И я оказалась права.
Это была одна из немногих ночей — совершенно без сновидений.
Женская форма академии для теплого времени года включала в себя бежевые блузку и гольфы, темно-синюю юбку ниже колена, простые черные туфли и синий платок, который полагалось повязывать поверх блузки на манер галстука.
С ним-то я и мучилась, когда дверь нашей комнаты распахнулась, являя недовольную физиономию Платона.
Взгляд Евжены поплыл, словно она увидела нечто прекрасное, и она немедленно принялась трясти головой, отмахиваясь от надоедливых мыслей.
И правильно делала.
Ничего прекрасного в Платоне не было.
Он снова выглядел как бродяга в мятой рубашке, сбившемся, кое-как перекрученном форменном галстуке и с такими мешками под глазами, словно он спрятал в них своих соседей по комнате.
— Причешись! — рявкнула я.
Платон обиженно засопел и прочесал волосы пятерней.
Лучше не стало.
Этот парень просто безнадежен.
Он прошелся взглядом по потолку, стенам, мебели. Затем он невозмутимо прошествовал к свободной кровати и рухнул на нее, подложив руки под голову и согнув одну ногу в колене.
— Я вижу, тут не занято, — сказал он. — Так что, уверен, никто не будет против, если я сюда перееду. Барышня, вы же не против?
Он посмотрел на Евжену умоляющим щенячьим взглядом, которым в детстве выпрашивал у Феклы буквально все что угодно, и Евжена ожидаемо покраснела и глупо заулыбалась, так что я обязана была вмешаться.
— Я против. Пошел вон отсюда. У тебя будут такие проблемы, если кто-нибудь из преподавателей тебя здесь увидит. У нас, — я жестом обозначила себя и Евжену, — будут проблемы. Не говоря уже о том, что у тебя есть своя комната. Что с ней не так?
— Тебе-то хорошо говорить, девочек поселили по трое. А нас — по четыре человека в комнате!
— Нас бы тоже было четверо, но четвертым у нас шкаф Евжены.
— Хе-хе, — заулыбалась Евжена.
Платон не выглядел убежденным.
— И словно мало того, что ногу невозможно вытянуть, чтобы случайно не подставить кому-нибудь подножку…

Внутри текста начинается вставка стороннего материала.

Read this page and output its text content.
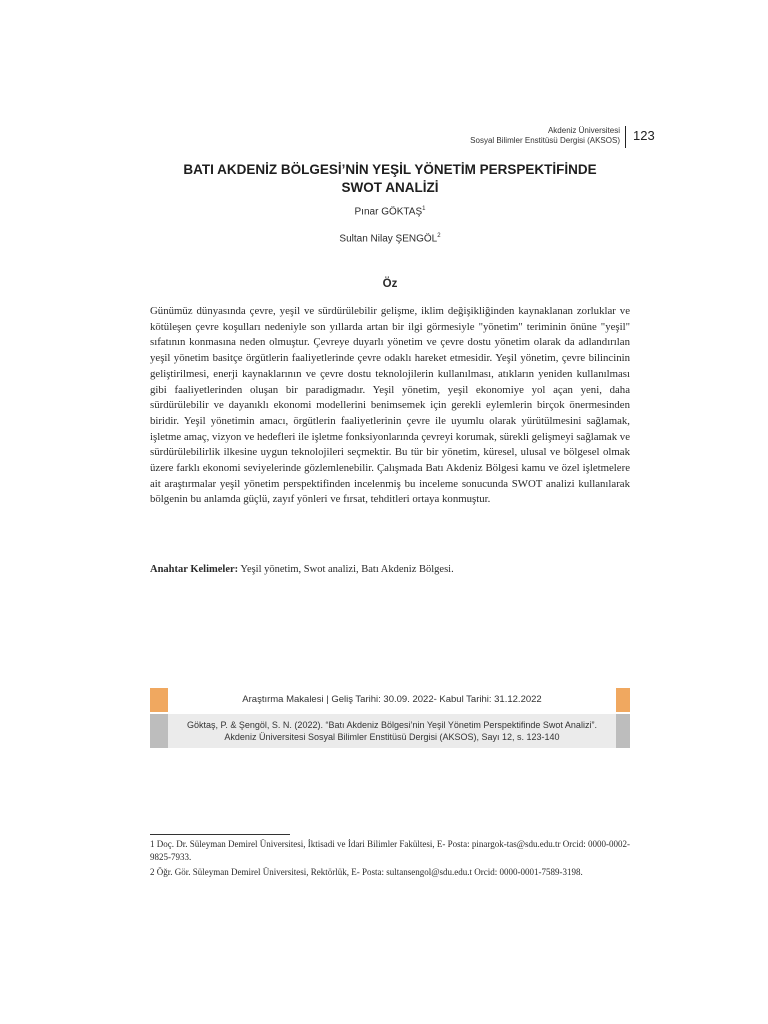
Akdeniz Üniversitesi
Sosyal Bilimler Enstitüsü Dergisi (AKSOS) 123
BATI AKDENİZ BÖLGESİ’NİN YEŞİL YÖNETİM PERSPEKTİFİNDE
SWOT ANALİZİ
Pınar GÖKTAŞ$^1$
Sultan Nilay ŞENGÖL$^2$
Öz
Günümüz dünyasında çevre, yeşil ve sürdürülebilir gelişme, iklim değişikliğinden kaynaklanan zorluklar ve kötüleşen çevre koşulları nedeniyle son yıllarda artan bir ilgi görmesiyle "yönetim" teriminin önüne "yeşil" sıfatının konmasına neden olmuştur. Çevreye duyarlı yönetim ve çevre dostu yönetim olarak da adlandırılan yeşil yönetim basitçe örgütlerin faaliyetlerinde çevre odaklı hareket etmesidir. Yeşil yönetim, çevre bilincinin geliştirilmesi, enerji kaynaklarının ve çevre dostu teknolojilerin kullanılması, atıkların yeniden kullanılması gibi faaliyetlerinden oluşan bir paradigmadır. Yeşil yönetim, yeşil ekonomiye yol açan yeni, daha sürdürülebilir ve dayanıklı ekonomi modellerini benimsemek için gerekli eylemlerin birçok önermesinden biridir. Yeşil yönetimin amacı, örgütlerin faaliyetlerinin çevre ile uyumlu olarak yürütülmesini sağlamak, işletme amaç, vizyon ve hedefleri ile işletme fonksiyonlarında çevreyi korumak, sürekli gelişmeyi sağlamak ve sürdürülebilirlik ilkesine uygun teknolojileri seçmektir. Bu tür bir yönetim, küresel, ulusal ve bölgesel olmak üzere farklı ekonomi seviyelerinde gözlemlenebilir. Çalışmada Batı Akdeniz Bölgesi kamu ve özel işletmelere ait araştırmalar yeşil yönetim perspektifinden incelenmiş bu inceleme sonucunda SWOT analizi kullanılarak bölgenin bu anlamda güçlü, zayıf yönleri ve fırsat, tehditleri ortaya konmuştur.
Anahtar Kelimeler: Yeşil yönetim, Swot analizi, Batı Akdeniz Bölgesi.
Araştırma Makalesi | Geliş Tarihi: 30.09. 2022- Kabul Tarihi: 31.12.2022
Göktaş, P. & Şengöl, S. N. (2022). “Batı Akdeniz Bölgesi’nin Yeşil Yönetim Perspektifinde Swot Analizi”.
Akdeniz Üniversitesi Sosyal Bilimler Enstitüsü Dergisi (AKSOS), Sayı 12, s. 123-140
1 Doç. Dr. Süleyman Demirel Üniversitesi, İktisadi ve İdari Bilimler Fakültesi, E- Posta: pinargok-tas@sdu.edu.tr Orcid: 0000-0002-9825-7933.
2 Öğr. Gör. Süleyman Demirel Üniversitesi, Rektörlük, E- Posta: sultansengol@sdu.edu.t Orcid: 0000-0001-7589-3198.
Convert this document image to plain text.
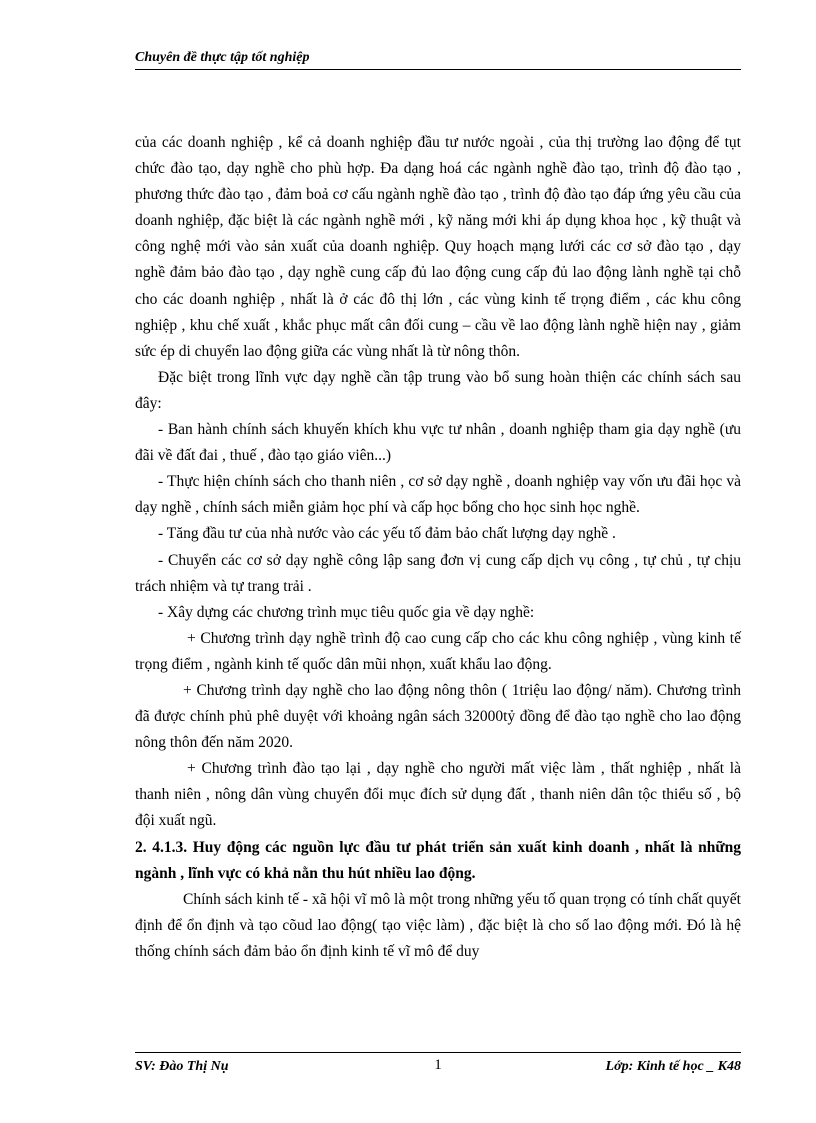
Chuyên đề thực tập tốt nghiệp

của các doanh nghiệp , kể cả doanh nghiệp đầu tư nước ngoài , của thị trường lao động để tụt chức đào tạo, dạy nghề cho phù hợp. Đa dạng hoá các ngành nghề đào tạo, trình độ đào tạo , phương thức đào tạo , đảm boả cơ cấu ngành nghề đào tạo , trình độ đào tạo đáp ứng yêu cầu của doanh nghiệp, đặc biệt là các ngành nghề mới , kỹ năng mới khi áp dụng khoa học , kỹ thuật và công nghệ mới vào sản xuất của doanh nghiệp. Quy hoạch mạng lưới các cơ sở đào tạo , dạy nghề đảm bảo đào tạo , dạy nghề cung cấp đủ lao động cung cấp đủ lao động lành nghề tại chỗ cho các doanh nghiệp , nhất là ở các đô thị lớn , các vùng kinh tế trọng điểm , các khu công nghiệp , khu chế xuất , khắc phục mất cân đối cung – cầu về lao động lành nghề hiện nay , giảm sức ép di chuyển lao động giữa các vùng nhất là từ nông thôn.

Đặc biệt trong lĩnh vực dạy nghề cần tập trung vào bổ sung hoàn thiện các chính sách sau đây:

- Ban hành chính sách khuyến khích khu vực tư nhân , doanh nghiệp tham gia dạy nghề (ưu đãi về đất đai , thuế , đào tạo giáo viên...)

- Thực hiện chính sách cho thanh niên , cơ sở dạy nghề , doanh nghiệp vay vốn ưu đãi học và dạy nghề , chính sách miễn giảm học phí và cấp học bổng cho học sinh học nghề.

- Tăng đầu tư của nhà nước vào các yếu tố đảm bảo chất lượng dạy nghề .

- Chuyển các cơ sở dạy nghề công lập sang đơn vị cung cấp dịch vụ công , tự chủ , tự chịu trách nhiệm và tự trang trải .

- Xây dựng các chương trình mục tiêu quốc gia về dạy nghề:

+ Chương trình dạy nghề trình độ cao cung cấp cho các khu công nghiệp , vùng kinh tế trọng điểm , ngành kinh tế quốc dân mũi nhọn, xuất khẩu lao động.

+ Chương trình dạy nghề cho lao động nông thôn ( 1triệu lao động/ năm). Chương trình đã được chính phủ phê duyệt với khoảng ngân sách 32000tỷ đồng để đào tạo nghề cho lao động nông thôn đến năm 2020.

+ Chương trình đào tạo lại , dạy nghề cho người mất việc làm , thất nghiệp , nhất là thanh niên , nông dân vùng chuyển đổi mục đích sử dụng đất , thanh niên dân tộc thiểu số , bộ đội xuất ngũ.

2. 4.1.3. Huy động các nguồn lực đầu tư phát triển sản xuất kinh doanh , nhất là những ngành , lĩnh vực có khả nằn thu hút nhiều lao động.

Chính sách kinh tế - xã hội vĩ mô là một trong những yếu tố quan trọng có tính chất quyết định để ổn định và tạo cõud lao động( tạo việc làm) , đặc biệt là cho số lao động mới. Đó là hệ thống chính sách đảm bảo ổn định kinh tế vĩ mô để duy

SV: Đào Thị Nụ	1	Lớp: Kinh tế học _ K48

— Ты это специально делаешь, я уверена.
— Знаешь, кто мои соседи?
— Цесаревич Иларион? — предположила я.
Это было невероятно предсказуемо.
— И?
— И еще какие то достойные молодые люди?
— И Змеев с Хилковым, — поиграл бровями Платон.
Евжена испуганно охнула.
Еще бы.
Какому идиоту пришла в голову эта чудесная идея — поселить вместе двух парней, которые не просто на дух друг друга не переносят, а натурально желают друг другу смерти. Это же элементарная логика, тут даже мозгами особо шевелить не нужно, в каком глухом лесу живет комендант?
И словно одного этого мало — он поселил там же Платона и цесаревича Илариона, которые мало того, что между собой не ладят, так еще и со Змеевым теперь на ножах.
Если к концу дня академия останется цела, это уже можно считать удачей.
— О, — присвистнул Платон с интересом наблюдая за моим шокированным выражением лица, — вижу, теперь ты меня понимаешь. Просто представь, у одной стены кровать Змеева, чуть подальше кровать Хилкова, и посередине — моя. Могу поклясться, что видел, как ночью надо мной пролетел кинжал. А что, если в следующий раз позер не докинет?
— А в этот раз он докинул?! — не сдержалась Евжена. — Неужели княжич Змеев убил князя Хилкова?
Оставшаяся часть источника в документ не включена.